In contrast to Bernanke’s notion of Deflation from his speech in 2002 quoted above, I want to share this take on Deflation from Jim Grant’s speech “Piece of my mind” at the New York Federal Reserve on 23 March, 2012:
For reasons you (Chairman Bernanke) never exactly spell out, you pledge to resist “deflation.” You won’t put up with it, you keep on saying—something about Japan’s lost decade or the Great Depression. But you never say what deflation really is. Let me attempt a definition. Deflation is a derangement of debt, a symptom of which is falling prices. In a credit crisis, when inventories become unfinanceable, merchandise is thrown on the market and prices fall. That’s deflation.
What deflation is not is a drop in prices caused by a technology-enhanced decline in the costs of production. That’s called progress. Between 1875 and 1896, according to Milton Friedman and Anna Schwartz, the American price level subsided at the average rate of 1.7% a year. And why not? As technology was advancing, costs were tumbling. Long before Joseph Schumpeter coined the phrase “creative destruction,” the American economist David A. Wells, writing in 1889, was explaining the consequences of disruptive innovation.

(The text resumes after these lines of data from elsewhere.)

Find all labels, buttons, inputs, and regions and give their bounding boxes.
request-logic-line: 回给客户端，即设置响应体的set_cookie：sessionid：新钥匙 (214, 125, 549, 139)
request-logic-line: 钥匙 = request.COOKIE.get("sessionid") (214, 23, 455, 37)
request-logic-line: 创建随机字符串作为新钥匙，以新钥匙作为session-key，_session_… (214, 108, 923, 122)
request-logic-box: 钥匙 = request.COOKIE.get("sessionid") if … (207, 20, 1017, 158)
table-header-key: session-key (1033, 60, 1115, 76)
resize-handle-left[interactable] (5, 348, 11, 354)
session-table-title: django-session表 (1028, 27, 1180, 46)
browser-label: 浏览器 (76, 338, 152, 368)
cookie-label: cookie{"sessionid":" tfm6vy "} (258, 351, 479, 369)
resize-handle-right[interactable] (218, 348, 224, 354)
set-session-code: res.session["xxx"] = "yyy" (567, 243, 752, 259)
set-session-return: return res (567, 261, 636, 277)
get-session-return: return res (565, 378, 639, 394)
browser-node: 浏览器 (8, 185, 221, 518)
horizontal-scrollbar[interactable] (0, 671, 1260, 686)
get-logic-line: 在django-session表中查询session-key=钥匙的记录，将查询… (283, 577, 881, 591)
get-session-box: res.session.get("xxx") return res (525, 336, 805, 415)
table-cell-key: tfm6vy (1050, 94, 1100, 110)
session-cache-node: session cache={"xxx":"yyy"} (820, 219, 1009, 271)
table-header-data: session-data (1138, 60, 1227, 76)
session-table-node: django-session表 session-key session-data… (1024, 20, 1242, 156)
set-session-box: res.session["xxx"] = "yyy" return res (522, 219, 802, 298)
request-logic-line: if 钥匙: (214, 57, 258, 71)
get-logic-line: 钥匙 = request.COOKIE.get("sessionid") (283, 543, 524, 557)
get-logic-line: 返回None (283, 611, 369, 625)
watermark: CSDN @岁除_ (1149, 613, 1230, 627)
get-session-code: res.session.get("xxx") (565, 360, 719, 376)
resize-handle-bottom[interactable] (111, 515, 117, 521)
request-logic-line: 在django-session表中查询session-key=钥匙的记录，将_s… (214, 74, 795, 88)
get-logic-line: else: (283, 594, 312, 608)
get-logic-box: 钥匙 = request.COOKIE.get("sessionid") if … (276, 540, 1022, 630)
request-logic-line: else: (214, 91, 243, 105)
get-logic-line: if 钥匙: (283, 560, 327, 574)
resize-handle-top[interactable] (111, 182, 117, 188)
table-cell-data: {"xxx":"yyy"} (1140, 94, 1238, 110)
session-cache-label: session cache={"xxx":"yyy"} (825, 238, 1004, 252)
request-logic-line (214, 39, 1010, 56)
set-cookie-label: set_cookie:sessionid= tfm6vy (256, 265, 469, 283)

“In the last analysis,” Wells proposes, “it will appear that there is no such thing as fixed capital; there is nothing useful that is very old except the precious metals, and life consists in the conversion of forces. The only capital which is of permanent value is immaterial—the experience of generations and the development of science.”
Much the same sentiments, and much the same circumstances, apply today, but with a difference. Digital technology and a globalized labor force have brought down production costs. But, the central bankers declare, prices must not fall. On the contrary, they must rise by 2% a year. To engineer this up-creep, the Bernankes, the Kings, the Draghis—and yes, sadly, even the Dudleys—of the world monetize assets and push down interest rates. They do this to conquer deflation.